Стояли стеной, тяжело дыша. От зданий южной стороны до священной стены колыхались тысячи голов в пестрых тюрбанах, в красных фесках с длинными синими кистями, в воинских шлемах с перьями.
Взоры янычар и горожан были обращены к черному плоскому камню, отсвечивающему стеклом. На нем должен был вот-вот появиться боевой паша Ваххаб, ценимый за неподкупность и доблесть.
Вдруг впереди раздались изумленные выкрики. Волнение охватило толпы. Шум нарастал, будто где-то вода размыла плотину и ринулась вперед. И с такой же внезапностью толпы смолкли и расступились.
В образовавшийся проход вошли усатые мрачные янычары свирепой Бекташи, девяносто девятой орты, вздымая заряженные мушкеты. Их значок — хищная черная птица на верхушке кипариса, таившая в себе угрозу, — прошелестел над площадью.

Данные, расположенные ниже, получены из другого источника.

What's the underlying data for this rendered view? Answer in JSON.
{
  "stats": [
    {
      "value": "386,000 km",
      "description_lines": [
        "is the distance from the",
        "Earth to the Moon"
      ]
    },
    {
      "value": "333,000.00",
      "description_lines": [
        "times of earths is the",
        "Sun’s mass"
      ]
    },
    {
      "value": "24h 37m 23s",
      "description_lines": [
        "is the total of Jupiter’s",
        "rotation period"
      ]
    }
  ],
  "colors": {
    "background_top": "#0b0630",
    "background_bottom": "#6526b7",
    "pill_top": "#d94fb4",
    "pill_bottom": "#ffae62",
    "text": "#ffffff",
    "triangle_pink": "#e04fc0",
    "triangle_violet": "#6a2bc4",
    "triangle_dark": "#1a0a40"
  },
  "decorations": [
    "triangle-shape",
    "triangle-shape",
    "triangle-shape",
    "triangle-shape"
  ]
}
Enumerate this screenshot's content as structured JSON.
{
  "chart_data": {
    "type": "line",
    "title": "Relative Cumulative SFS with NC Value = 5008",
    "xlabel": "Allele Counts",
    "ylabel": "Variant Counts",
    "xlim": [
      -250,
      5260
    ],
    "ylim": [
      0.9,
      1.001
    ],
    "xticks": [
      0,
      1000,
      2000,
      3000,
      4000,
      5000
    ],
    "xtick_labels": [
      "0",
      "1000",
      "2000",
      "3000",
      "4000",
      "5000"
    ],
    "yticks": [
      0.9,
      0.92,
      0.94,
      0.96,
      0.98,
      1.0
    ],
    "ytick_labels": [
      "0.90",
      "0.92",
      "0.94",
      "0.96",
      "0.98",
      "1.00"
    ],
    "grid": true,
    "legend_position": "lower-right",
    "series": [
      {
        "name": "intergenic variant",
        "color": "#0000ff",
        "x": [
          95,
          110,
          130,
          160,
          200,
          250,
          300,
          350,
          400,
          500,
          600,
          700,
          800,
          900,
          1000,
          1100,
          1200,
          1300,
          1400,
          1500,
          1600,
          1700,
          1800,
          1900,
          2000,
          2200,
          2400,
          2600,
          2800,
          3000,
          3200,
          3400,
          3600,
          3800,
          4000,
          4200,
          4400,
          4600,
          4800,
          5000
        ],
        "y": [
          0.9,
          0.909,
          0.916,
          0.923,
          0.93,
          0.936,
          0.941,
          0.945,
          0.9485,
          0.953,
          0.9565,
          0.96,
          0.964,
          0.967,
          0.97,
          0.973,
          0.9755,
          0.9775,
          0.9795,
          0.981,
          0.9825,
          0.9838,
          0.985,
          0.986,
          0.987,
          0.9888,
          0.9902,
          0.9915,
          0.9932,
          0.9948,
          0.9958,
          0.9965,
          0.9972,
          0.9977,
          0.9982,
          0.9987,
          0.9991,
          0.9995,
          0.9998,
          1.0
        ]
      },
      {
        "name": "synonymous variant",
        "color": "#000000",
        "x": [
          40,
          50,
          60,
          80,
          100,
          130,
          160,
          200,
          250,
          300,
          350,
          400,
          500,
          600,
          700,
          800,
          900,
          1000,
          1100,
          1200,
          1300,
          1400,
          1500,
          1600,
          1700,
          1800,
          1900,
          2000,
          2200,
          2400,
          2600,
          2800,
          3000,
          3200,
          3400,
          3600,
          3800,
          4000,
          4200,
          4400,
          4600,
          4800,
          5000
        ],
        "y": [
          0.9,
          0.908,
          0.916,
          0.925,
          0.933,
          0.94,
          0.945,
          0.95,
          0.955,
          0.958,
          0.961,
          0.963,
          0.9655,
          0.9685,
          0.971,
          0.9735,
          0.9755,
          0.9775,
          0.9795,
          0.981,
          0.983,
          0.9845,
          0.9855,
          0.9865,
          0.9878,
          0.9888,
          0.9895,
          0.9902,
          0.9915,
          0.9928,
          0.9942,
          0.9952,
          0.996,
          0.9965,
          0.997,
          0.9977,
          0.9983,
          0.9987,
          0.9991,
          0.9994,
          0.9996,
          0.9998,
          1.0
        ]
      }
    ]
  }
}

За сплоченными рядами янычар показались фанатичные дервиши с кулаками, сжатыми на груди.
— Керим аллах! — глухо проворчал старший.
— Гу! — отозвались остальные.
И сразу на ветру затрепыхалось огромное знамя белого цвета с вышитыми золотом изречениями из корана: «Дарую тебе победу, великую победу! Всесильный аллах вспомоществует тебе, о Мухаммед! Объяви радостную весть правоверным!»
Эту «радостную весть» объявить правоверным вознамерился Хозрев-паша. Если убор коня может придать величие всаднику, то верховный везир полностью использовал это. Златотканый чепрак, унизанный жемчугом, покрывал аравийского тонконогого коня с золотой бляхой на лбу. Кругом седла вилось серебро, и серебром же отливали широкие резные стремена.
Кичливо ехал, окруженный телохранителями, Хозрев-паша. На нем полыхал золотом длинный кафтан, подбитый соболями, с широкими рукавами, спускающимися до самых ног. Его дынеобразную голову венчал пышный головной убор из атласа, белой кисеи, золотой кисти и шнуров.
За Хозревом следовали паши — его сторонники — в богатых бархатных одеяниях и оранжевых сапогах. Затем свита в красных суконных кафтанах и шапках с черными перьями.
И в конце опять янычары девяносто девятой орты (с фитильными мушкетами), в красных сапогах, будто по колени в крови.
Доехав до середины площади, Хозрев-паша остановился и повелительно крикнул:
— Эфенди Абу-Селим, читай правоверным хатт-и-шериф султана Мурада, «средоточия вселенной»!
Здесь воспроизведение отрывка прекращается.